Discrete Optimization: Linear Programming

Table of Contents

Invented by George Dantzig in 1947, Linear Programming is one of the most fundamental tools in combinatorial optimization. You have two views: the geometrical view and the algebraic view. There are beautiful connection between them.

This is what a linear program looks like, which is minimizing a linear objective function and is subject to a set of inequality constraints.

min c₁ x₁ + ... + c_n x_n

such that
a₁₁ x₁ + ... + a_1n x_n ≤ b₁
...
a_m1 x₁ + ... + a_mn x_n ≤ b_m

x_i ≥ 0 (1 ≤ i ≤ n)

You of course can do maximization, as long as you negate the entire objective function:

min c₁ x₁ + ... + c_n x_n
⟹ max -(c₁ x₁ + ... + c_n x_n)

If x_i must be able to take negative values, you can replace it with 2 other variables x⁺_i and x^-_i, but both of them meet the requirement that they shall be non-negative:

x_i
⟹ x⁺_i - x^-_i

A equality constraint can be replace with two inequality constraints. However, since we are talking about linear programming, variable x_i can not be integers, and constraints must be linear.

Geometrical View

λ₁ v₁ + ... + λ_n v_n is a convex combination of points v₁, ..., v_n if

λ₁ + ... + λ_n = 1
λ_i ≥ 0 (1 ≤ i ≤ n)

A set S in Rⁿ is convex if it contains all the convex combinations of the points in S. The intersection of convex sets is a convex set. This is very useful, because a linear constraint a₁₁ x₁ + ... + a_1n x_n ≤ b₁ represents a half space, which is also a convex set. The intersection of a set of half spaces (a bunch of constraints) is also convex, called polyhedron. If it is finite, it is called polytope. Every point in a polytope is a convex combination of its vertices.

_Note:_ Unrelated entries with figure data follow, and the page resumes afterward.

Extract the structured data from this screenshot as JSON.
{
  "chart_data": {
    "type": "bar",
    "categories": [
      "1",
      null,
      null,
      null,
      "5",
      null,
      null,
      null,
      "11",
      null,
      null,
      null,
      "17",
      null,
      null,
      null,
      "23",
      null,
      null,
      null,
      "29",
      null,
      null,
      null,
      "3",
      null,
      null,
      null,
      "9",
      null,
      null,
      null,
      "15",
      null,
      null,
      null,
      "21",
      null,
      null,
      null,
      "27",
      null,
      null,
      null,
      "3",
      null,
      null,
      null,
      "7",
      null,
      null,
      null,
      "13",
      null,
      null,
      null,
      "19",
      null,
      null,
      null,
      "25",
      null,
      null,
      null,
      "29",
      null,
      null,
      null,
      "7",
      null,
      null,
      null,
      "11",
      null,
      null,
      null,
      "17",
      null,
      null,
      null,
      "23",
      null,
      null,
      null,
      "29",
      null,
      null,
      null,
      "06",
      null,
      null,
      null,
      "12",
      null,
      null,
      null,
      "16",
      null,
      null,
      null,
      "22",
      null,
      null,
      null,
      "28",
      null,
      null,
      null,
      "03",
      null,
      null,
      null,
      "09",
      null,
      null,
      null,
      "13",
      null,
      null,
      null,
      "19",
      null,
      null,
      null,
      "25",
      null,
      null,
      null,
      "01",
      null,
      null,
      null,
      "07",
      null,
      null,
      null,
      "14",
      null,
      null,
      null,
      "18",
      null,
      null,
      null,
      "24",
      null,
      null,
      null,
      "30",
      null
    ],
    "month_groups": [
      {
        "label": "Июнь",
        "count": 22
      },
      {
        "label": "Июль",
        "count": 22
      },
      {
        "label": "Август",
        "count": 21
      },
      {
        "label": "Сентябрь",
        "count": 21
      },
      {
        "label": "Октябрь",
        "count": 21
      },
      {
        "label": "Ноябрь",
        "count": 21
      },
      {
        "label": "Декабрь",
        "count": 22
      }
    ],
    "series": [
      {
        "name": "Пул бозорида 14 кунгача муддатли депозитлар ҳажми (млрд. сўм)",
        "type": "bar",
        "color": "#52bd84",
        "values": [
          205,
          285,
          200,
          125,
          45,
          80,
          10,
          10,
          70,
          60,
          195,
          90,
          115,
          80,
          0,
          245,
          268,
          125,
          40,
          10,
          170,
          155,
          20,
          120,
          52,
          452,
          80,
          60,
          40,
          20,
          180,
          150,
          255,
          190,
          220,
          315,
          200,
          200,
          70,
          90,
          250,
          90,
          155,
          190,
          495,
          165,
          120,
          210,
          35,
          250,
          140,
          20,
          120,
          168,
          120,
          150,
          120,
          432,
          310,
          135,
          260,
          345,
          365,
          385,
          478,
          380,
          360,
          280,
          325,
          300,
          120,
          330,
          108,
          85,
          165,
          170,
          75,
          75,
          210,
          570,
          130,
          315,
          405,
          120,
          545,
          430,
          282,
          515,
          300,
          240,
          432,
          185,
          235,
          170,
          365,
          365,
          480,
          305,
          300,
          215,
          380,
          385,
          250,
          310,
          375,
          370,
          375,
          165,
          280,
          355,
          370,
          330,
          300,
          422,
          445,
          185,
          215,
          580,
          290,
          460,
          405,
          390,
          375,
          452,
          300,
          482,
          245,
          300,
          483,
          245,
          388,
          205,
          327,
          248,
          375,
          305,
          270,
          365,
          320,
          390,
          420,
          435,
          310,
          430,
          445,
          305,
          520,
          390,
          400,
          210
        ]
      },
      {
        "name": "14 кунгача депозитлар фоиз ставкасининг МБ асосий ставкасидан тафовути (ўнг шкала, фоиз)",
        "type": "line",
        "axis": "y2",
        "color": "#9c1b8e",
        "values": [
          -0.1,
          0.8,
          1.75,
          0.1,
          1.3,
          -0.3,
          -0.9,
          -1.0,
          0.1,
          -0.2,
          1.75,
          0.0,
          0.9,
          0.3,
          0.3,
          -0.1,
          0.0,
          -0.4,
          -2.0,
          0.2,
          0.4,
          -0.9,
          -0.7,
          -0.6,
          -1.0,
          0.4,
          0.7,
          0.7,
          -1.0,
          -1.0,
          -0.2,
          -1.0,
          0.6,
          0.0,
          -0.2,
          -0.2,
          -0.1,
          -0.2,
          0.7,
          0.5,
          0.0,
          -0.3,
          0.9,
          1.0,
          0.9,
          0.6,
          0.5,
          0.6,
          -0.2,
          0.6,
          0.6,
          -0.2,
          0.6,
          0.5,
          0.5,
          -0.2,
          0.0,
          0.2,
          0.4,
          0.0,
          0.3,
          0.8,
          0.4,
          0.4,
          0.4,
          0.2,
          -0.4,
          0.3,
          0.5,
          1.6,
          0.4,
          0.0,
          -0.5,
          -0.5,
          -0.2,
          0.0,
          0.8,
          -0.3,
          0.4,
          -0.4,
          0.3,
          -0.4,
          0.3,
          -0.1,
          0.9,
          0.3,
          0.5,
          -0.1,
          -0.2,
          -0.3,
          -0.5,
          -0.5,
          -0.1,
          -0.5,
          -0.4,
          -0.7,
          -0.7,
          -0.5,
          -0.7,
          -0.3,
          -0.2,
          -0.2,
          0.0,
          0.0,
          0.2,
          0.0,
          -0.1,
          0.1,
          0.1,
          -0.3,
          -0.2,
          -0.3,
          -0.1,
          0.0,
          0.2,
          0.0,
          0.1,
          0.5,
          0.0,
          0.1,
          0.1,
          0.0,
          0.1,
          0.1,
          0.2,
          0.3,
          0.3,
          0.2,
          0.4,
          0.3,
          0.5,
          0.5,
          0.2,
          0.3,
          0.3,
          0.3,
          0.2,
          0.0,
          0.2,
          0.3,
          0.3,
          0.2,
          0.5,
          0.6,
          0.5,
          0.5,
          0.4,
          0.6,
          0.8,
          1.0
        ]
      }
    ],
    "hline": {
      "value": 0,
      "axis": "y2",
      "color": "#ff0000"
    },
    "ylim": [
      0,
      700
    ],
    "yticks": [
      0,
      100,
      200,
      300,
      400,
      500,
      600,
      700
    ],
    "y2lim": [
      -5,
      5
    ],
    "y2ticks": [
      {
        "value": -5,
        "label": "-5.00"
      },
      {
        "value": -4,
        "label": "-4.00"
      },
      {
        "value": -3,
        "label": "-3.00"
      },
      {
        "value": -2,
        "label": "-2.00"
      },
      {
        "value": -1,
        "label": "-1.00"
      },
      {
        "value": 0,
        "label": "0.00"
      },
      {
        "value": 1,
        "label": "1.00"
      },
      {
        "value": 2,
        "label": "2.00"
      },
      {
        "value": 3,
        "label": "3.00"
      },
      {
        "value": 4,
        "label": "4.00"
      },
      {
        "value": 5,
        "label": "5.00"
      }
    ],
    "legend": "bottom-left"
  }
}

We are obsessed with vertices, because the theorem: at least one of the points where the objective value is minimal is a vertex. We know the optimal solution is going to be at least one of the vertices. So we can solve an linear program “geometrically” by enumerating all the vertices, and select the one with the smallest objective value.

Algebraic View

Explore the vertices in ploytope to find the optimal solution seems hard and even impossible, a more intelligent way of solving the problem is to connect the geometric view to the algebraic view, using the famous Simplex algorithm.

Finding Basic Feasible Solution

First let’s back up and look at how to find solutions to linear systems:

a₁₁ x₁ + ... + a_1n x_n = b₁
...
a_m1 x₁ + ... + a_mn x_n = b_m

x_i ≥ 0 (1 ≤ i ≤ n)

Usually high school will teach how to use Gaussian elimination to solve it. You basically express some of the variables x₁, ..., x_m (basic variables) in terms of the other ones x_m+1, ..., x_n (non-basic variables).

x₁ = b₁ + ∑ⁿ_i=m+1 a_1i x_i
...
x_m = b_m + ∑ⁿ_i=m+1 a_mi x_i

As long as b₁, ..., b_m ≥ 0, you will have a basic feasible solution (BFS), where all non-basic variables x_m+1, ..., x_n can be zero.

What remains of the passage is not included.